Snapshot
- Think tank report shows ICE vehicles need to be phased out by 2035
- Target of net zero emissions by 2050 achievable by moving to EVs
- Adoption of climate policy would put Australia in line with other countries
It would be impossible for Australia to reach a goal of net zero carbon emissions by 2050 without phasing out internal combustion engine cars (ICE) by 2035, according to a leading climate change think tank.
The Victoria-based Grattan Institute's latest report on Australia's climate change policy – titled Towards net zero: Practical policies to reduce transport emissions – shows drastic change is needed to meet a proposed target of net zero emissions by 2050, something which the Federal Government hasn't yet committed to despite other countries signing a pledge earlier this year.
Phasing out and ultimately banning the sale of ICE vehicles by 2035 will be the best way to achieve the net zero target, with the Grattan Institute report suggesting Australia needs to fall in line with plans already put forward by the European Union and Canada.
Financial affordability of electric vehicles is often cited as one of the limitations of their success in Australia, with models often being in excess of $10,000 more than their ICE counterparts – even after state government incentives.
The Grattan Institute has called for the Australian Government to reduce the cost of EVs through introducing exemptions for stamp duty, import duty and the Luxury Car Tax (LCT), cutting prices by over 10 per cent in some instances.
The LCT threshold was increased in May to $79,659 for fuel efficient and electric vehicles, seemingly having no effect on a majority of the market which were already above the previous threshold of $77,565.

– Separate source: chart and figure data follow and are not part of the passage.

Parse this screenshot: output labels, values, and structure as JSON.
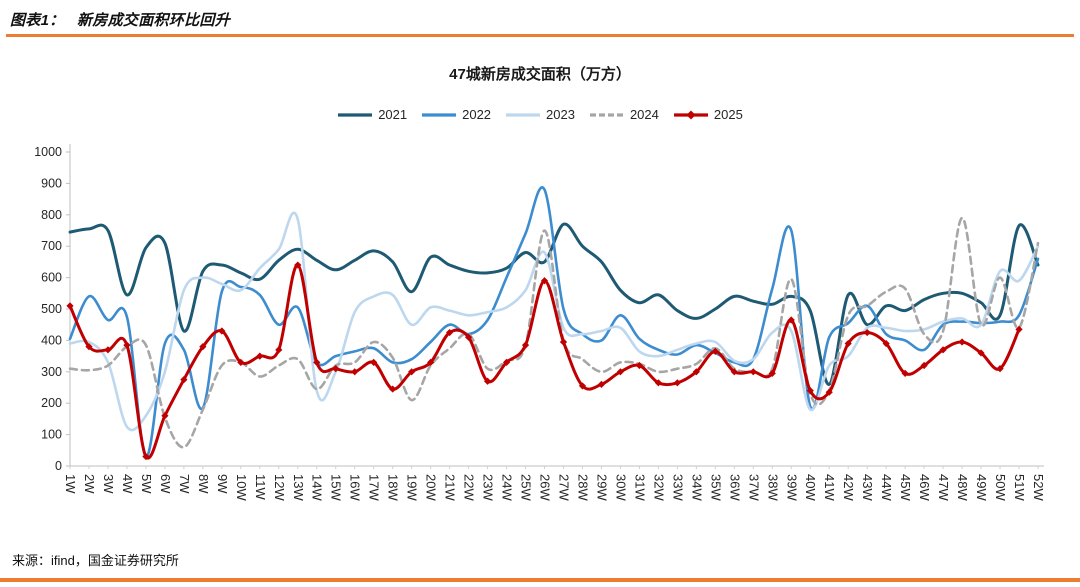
{
  "header": {
    "label": "图表1：",
    "title": "新房成交面积环比回升"
  },
  "footer": {
    "source": "来源：ifind，国金证券研究所"
  },
  "colors": {
    "accent_orange": "#ED7D31",
    "axis": "#BFBFBF",
    "text": "#262626"
  },
  "chart_data": {
    "type": "line",
    "title": "47城新房成交面积（万方）",
    "xlabel": "",
    "ylabel": "",
    "ylim": [
      0,
      1000
    ],
    "y_ticks": [
      0,
      100,
      200,
      300,
      400,
      500,
      600,
      700,
      800,
      900,
      1000
    ],
    "grid": false,
    "legend_position": "top",
    "x_labels": [
      "1W",
      "2W",
      "3W",
      "4W",
      "5W",
      "6W",
      "7W",
      "8W",
      "9W",
      "10W",
      "11W",
      "12W",
      "13W",
      "14W",
      "15W",
      "16W",
      "17W",
      "18W",
      "19W",
      "20W",
      "21W",
      "22W",
      "23W",
      "24W",
      "25W",
      "26W",
      "27W",
      "28W",
      "29W",
      "30W",
      "31W",
      "32W",
      "33W",
      "34W",
      "35W",
      "36W",
      "37W",
      "38W",
      "39W",
      "40W",
      "41W",
      "42W",
      "43W",
      "44W",
      "45W",
      "46W",
      "47W",
      "48W",
      "49W",
      "50W",
      "51W",
      "52W"
    ],
    "series": [
      {
        "name": "2021",
        "color": "#1E5A74",
        "style": "solid",
        "width": 3,
        "marker": "none",
        "values": [
          745,
          755,
          750,
          545,
          695,
          710,
          430,
          620,
          640,
          615,
          595,
          655,
          690,
          655,
          625,
          655,
          685,
          650,
          555,
          665,
          640,
          620,
          615,
          630,
          680,
          650,
          770,
          700,
          650,
          560,
          520,
          545,
          495,
          470,
          500,
          540,
          525,
          515,
          540,
          495,
          260,
          545,
          450,
          510,
          495,
          530,
          550,
          550,
          520,
          480,
          765,
          640
        ]
      },
      {
        "name": "2022",
        "color": "#3C8CD0",
        "style": "solid",
        "width": 2.6,
        "marker": "none",
        "values": [
          405,
          540,
          465,
          475,
          30,
          390,
          370,
          185,
          555,
          570,
          545,
          450,
          505,
          330,
          350,
          365,
          375,
          330,
          340,
          395,
          450,
          420,
          465,
          600,
          740,
          880,
          500,
          420,
          400,
          480,
          405,
          370,
          355,
          385,
          360,
          330,
          340,
          565,
          750,
          190,
          410,
          455,
          510,
          420,
          400,
          370,
          450,
          460,
          455,
          460,
          480,
          660
        ]
      },
      {
        "name": "2023",
        "color": "#BDD7EE",
        "style": "solid",
        "width": 2.6,
        "marker": "none",
        "values": [
          390,
          395,
          330,
          125,
          160,
          300,
          560,
          600,
          580,
          560,
          630,
          690,
          785,
          240,
          300,
          490,
          540,
          545,
          450,
          505,
          495,
          480,
          490,
          505,
          560,
          680,
          440,
          420,
          430,
          440,
          365,
          350,
          370,
          390,
          395,
          335,
          340,
          425,
          430,
          180,
          320,
          350,
          440,
          440,
          430,
          435,
          460,
          470,
          450,
          620,
          590,
          700
        ]
      },
      {
        "name": "2024",
        "color": "#A6A6A6",
        "style": "dashed",
        "width": 2.6,
        "marker": "none",
        "values": [
          310,
          305,
          320,
          380,
          385,
          155,
          60,
          180,
          320,
          330,
          285,
          320,
          340,
          245,
          320,
          330,
          395,
          345,
          210,
          320,
          375,
          420,
          310,
          335,
          385,
          750,
          400,
          340,
          300,
          330,
          325,
          300,
          310,
          325,
          375,
          310,
          300,
          310,
          595,
          230,
          240,
          480,
          510,
          555,
          565,
          420,
          430,
          790,
          450,
          600,
          440,
          710
        ]
      },
      {
        "name": "2025",
        "color": "#C00000",
        "style": "solid",
        "width": 3,
        "marker": "diamond",
        "values": [
          510,
          380,
          370,
          385,
          30,
          160,
          275,
          380,
          430,
          330,
          350,
          370,
          640,
          330,
          310,
          300,
          330,
          245,
          300,
          330,
          425,
          410,
          270,
          330,
          385,
          590,
          395,
          255,
          260,
          300,
          320,
          265,
          265,
          300,
          365,
          300,
          300,
          295,
          465,
          240,
          235,
          390,
          425,
          390,
          295,
          320,
          370,
          395,
          360,
          310,
          435,
          null
        ]
      }
    ]
  }
}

CEO of the Electric Vehicle Council, Behyad Jafari, told WhichCar he believes the Grattan Institute's findings show the Government needs to act now and embrace EVs before it's too late.
"The Grattan Institute is right to point out to reach net zero by 2050, all new car sales will need to be zero emissions no later than 2035," said Jafari.
"Australia is far from on track to achieving this and, as the report points out, we won’t get there without strong Government policy.
"We know what needs to be done to get Australia on track. Immediately incentivise electric vehicles to boost sales, set long term targets to provide certainty for investment and in the meantime, don’t do silly things like introducing premature new taxes on EVs."
Chief Executive of the Federal Chamber of Automotive Industries (FCAI), Tony Weber, said the report reflects FCAI's belief in Government-led policy to encourage EV ownership in Australia but a ban on ICE vehicles may be detrimental to the local market.
"This report highlights key changes which can be made to increase the take up of electric and hydrogen-powered vehicles, and lower Australia’s emissions more broadly," said Weber.
"Many of the policy directions outlined in the report align with policies FCAI has maintained for years, including a reduction in car import charges and the scrapping of the Luxury Car Tax.
"Tax reform would reduce the cost of electric vehicles in Australia.
“The automotive industry has released its own Emission Standards and reporting system, which sets out industry and brand CO2 reduction targets. Our aim is to reduce emissions by more than 50 per cent by 2030.
“[However] this approach does not recognise the significant differences in market preferences across Australia, which is unique among the global markets.
"Governments should pick targets, not technologies. Decisions around technology should be left to the experts – the vehicle makers.
"The aim should be to reduce CO2 rather than give preference to one technology over another."
EV sales have been on the rise in Australia, with sales to the midpoint of 2021 at nearly triple the number as the same time in 2020, however it still remains the least popular fuel source for new cars in Australia, making up just 0.4 per cent of all new vehicle sales in 2021 so far.
This spike coincides with various incentives being rolled out by state and territory governments to get buyers into EVs, with Victoria, Queensland, Tasmania and the Australian Capital Territory having already implemented their schemes.
New South Wales is set to begin its program in September, possibly the most generous in Australia so far with a $3000 rebate available for the first 25,000 buyers alongside a waiving of stamp duty, which can be as much as $3000, both of which could lead to a larger jump in EV uptake.
By contrast, 56 per cent of new cars sold this year are powered by a petrol engine while diesel accounts for 32.5 per cent of new vehicle sales, demonstrating the Australian reliance on ICE vehicles by taking up 88.5 per cent of the market.
Australia may be forced into adopting new EVs regardless of local policy due to a majority of manufacturers making their own commitments to drop ICEs from model line-ups by 2035, conforming to the planned European regulations to continue selling vehicles in the world's third-largest new car market.
The Grattan Institute's report found the best policy would be the introduction of an emissions price but conceded, "we need to accept the regrettable reality that neither side of Australian politics is going to introduce an emissions price any time soon."